SusieJ's Advent Calendar December 11, 2011

Scales

[My first kitchen scale]In order to bake German recipes, I bought my first kitchen scale in college. It's a Soehnle, it's turquoise (it was 1989), it has a spring mechanism, and it has a clear plastic collar that you turn to reset the scale to zero. Easy to use. Moderately accurate, down to five or ten grams. Turquoise! It had its own bowl, which was damaged in later years.

One of the advantages of using a scale is less dirty equipment. The dry ingredients can be measured into one bowl and then whisked together right away. Rather than forcing the cook to add measurements, all modern scales can be reset to zero (also called "taring") very easily. On my old scale, after measuring out 200 grams of sugar, you would literally move the the clear ring with the lines indicating 0, 20, 40 gram so that the scale read 0 grams again.

[The sleek scale for the sleek new kitchen]After renovating the kitchen, it was time for a sleeker, more accurate kitchen scale. (Because the difference between 198 grams of sugar and 205 grams of sugar is vast, vast I tell you!) I picked up another Soehnle, which could measure in pounds and ounces, if I wanted it to, which I don't.
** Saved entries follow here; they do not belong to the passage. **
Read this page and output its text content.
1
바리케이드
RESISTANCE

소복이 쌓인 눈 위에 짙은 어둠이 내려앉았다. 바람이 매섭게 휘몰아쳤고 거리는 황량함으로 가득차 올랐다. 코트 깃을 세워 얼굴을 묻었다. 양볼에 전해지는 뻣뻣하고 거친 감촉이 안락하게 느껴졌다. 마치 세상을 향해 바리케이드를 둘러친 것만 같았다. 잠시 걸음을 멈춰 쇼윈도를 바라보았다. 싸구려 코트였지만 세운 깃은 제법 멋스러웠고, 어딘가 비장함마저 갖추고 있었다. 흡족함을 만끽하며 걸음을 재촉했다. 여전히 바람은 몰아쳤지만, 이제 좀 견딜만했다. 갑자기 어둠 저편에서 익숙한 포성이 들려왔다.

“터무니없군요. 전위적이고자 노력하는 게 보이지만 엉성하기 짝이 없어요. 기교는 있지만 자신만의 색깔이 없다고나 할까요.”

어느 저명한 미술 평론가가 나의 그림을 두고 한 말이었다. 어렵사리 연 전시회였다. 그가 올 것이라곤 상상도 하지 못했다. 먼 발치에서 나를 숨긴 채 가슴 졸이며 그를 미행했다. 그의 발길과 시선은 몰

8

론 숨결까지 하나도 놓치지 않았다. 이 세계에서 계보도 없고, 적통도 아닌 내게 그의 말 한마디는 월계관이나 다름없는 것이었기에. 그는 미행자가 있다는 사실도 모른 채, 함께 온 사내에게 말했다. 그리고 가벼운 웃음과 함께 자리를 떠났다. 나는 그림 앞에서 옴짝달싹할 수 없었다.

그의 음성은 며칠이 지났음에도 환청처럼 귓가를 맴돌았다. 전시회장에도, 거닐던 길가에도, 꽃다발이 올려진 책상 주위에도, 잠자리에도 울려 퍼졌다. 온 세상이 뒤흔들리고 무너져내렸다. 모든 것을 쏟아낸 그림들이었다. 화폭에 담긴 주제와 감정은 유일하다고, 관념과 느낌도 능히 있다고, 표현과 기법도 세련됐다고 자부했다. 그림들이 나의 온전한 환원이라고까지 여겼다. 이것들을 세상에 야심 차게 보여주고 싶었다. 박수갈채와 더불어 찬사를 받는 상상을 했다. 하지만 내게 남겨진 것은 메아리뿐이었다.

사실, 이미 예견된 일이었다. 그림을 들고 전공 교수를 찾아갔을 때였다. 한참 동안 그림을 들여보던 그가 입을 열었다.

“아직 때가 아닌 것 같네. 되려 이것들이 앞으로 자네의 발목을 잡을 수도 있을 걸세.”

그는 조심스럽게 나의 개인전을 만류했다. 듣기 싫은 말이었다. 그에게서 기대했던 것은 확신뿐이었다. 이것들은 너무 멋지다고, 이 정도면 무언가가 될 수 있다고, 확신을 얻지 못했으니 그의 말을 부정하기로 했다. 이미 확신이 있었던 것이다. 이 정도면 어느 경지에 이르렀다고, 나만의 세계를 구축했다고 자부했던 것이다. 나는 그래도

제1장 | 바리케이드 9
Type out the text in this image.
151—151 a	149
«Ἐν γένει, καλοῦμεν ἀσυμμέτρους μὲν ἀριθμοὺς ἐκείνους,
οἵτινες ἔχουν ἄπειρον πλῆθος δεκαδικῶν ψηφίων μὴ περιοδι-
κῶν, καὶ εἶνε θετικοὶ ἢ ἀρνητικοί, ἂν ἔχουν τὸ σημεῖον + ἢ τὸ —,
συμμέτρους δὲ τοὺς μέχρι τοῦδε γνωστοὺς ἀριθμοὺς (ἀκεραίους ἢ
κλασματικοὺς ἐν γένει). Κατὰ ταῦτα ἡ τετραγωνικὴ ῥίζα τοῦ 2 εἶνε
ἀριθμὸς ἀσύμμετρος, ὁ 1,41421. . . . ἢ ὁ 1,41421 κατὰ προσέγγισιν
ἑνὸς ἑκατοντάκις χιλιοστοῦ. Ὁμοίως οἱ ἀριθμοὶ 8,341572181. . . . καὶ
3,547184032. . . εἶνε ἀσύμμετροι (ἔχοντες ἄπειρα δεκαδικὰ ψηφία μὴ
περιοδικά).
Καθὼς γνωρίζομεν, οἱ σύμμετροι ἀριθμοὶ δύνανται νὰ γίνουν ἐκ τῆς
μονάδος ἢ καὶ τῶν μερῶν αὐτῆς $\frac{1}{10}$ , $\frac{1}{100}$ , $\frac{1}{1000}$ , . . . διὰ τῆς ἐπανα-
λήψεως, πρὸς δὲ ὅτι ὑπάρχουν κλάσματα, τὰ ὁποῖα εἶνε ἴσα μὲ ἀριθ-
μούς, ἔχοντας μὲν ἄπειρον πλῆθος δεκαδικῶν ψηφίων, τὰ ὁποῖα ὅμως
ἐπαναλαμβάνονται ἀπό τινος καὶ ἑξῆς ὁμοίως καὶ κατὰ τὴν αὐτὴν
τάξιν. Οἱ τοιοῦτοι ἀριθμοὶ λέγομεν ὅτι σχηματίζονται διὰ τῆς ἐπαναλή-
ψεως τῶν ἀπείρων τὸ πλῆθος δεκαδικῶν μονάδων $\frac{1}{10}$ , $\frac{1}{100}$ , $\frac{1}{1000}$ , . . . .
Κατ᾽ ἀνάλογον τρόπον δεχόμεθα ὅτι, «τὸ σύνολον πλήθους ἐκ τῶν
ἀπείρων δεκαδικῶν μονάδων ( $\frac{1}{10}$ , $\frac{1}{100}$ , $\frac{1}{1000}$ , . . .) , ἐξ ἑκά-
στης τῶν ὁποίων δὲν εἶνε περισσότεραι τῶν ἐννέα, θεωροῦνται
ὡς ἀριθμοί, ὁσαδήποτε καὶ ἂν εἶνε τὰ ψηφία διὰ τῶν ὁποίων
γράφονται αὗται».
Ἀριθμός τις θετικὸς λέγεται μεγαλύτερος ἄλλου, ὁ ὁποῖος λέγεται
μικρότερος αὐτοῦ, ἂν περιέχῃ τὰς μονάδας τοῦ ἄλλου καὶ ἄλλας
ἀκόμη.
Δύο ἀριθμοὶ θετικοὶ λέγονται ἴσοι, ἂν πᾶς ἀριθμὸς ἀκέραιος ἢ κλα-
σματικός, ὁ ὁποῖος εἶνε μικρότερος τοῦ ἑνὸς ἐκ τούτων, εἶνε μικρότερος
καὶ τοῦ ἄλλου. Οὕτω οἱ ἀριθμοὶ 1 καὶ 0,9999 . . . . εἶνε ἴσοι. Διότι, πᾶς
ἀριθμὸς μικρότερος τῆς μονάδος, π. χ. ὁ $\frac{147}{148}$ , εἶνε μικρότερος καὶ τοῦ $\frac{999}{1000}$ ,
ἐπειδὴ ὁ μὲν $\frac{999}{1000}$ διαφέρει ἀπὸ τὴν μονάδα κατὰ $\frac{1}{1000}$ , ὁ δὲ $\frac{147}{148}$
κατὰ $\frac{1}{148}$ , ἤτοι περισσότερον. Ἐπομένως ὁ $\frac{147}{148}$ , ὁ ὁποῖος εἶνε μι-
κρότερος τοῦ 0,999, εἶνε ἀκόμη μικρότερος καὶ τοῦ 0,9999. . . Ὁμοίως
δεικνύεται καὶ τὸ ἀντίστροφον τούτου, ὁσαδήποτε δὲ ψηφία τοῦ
Easy to use. Accurate down to one gram. Sleek! Brushed steel!

Some ingredients are easier to measure by weight than others. After using a scale for a while, you'll develop a feel for how much sugar weighs 150 grams. Butter seems to be especially problematic for American cooks to estimate, but it's easy if you remember that a stick weighs just over 100 grams.

[The even more accurate laboratory scale]Most German recipes measure smaller amounts of baking powder, spices and liqueurs by the teaspoon or tablespoon, which is roughly equivalent to an American measuring spoon. Some German recipes, and most professional recipes, measure then down to the gram, half gram or tenth of a gram. There is a big difference between two and three grams of baking soda. After admiring the small scale that my husband, the amateur photographer, uses to develop film, he bought me a laboratory grade scale for the kitchen. It's accurate down to a tenth of a gram, but it does have a boot time, and an annoying "feature" of resetting to zero when you tap it, so that I grated 1.8 grams of nutmeg into the bowl, but it never measured higher than 0.1 gram.

For anything over 25 grams, being accurate to a tenth of a gram is not necessary, and over 100 grams, accuracy to within 5 grams is sufficient. In my opinion. You might even argue that an extra gram of baking powder or nutmeg won't alter a recipe that much. But I do so like being accurate within a 10 percent tolerance. There are also smaller, less expensive scales that measure to the tenth of a gram, but don't measure more than 100 grams.

[Italian spoon balance scale]This is the coolest scale I own, something we just inherited from my husband's aunt, the food writer Anne Mendelson. The spoon balances on the base, and the fulcrum slides up to the desired weight, up to 200 grams. Tricky to use, not wildly accurate, especially at higher weights. But is this not the cooles scale ever?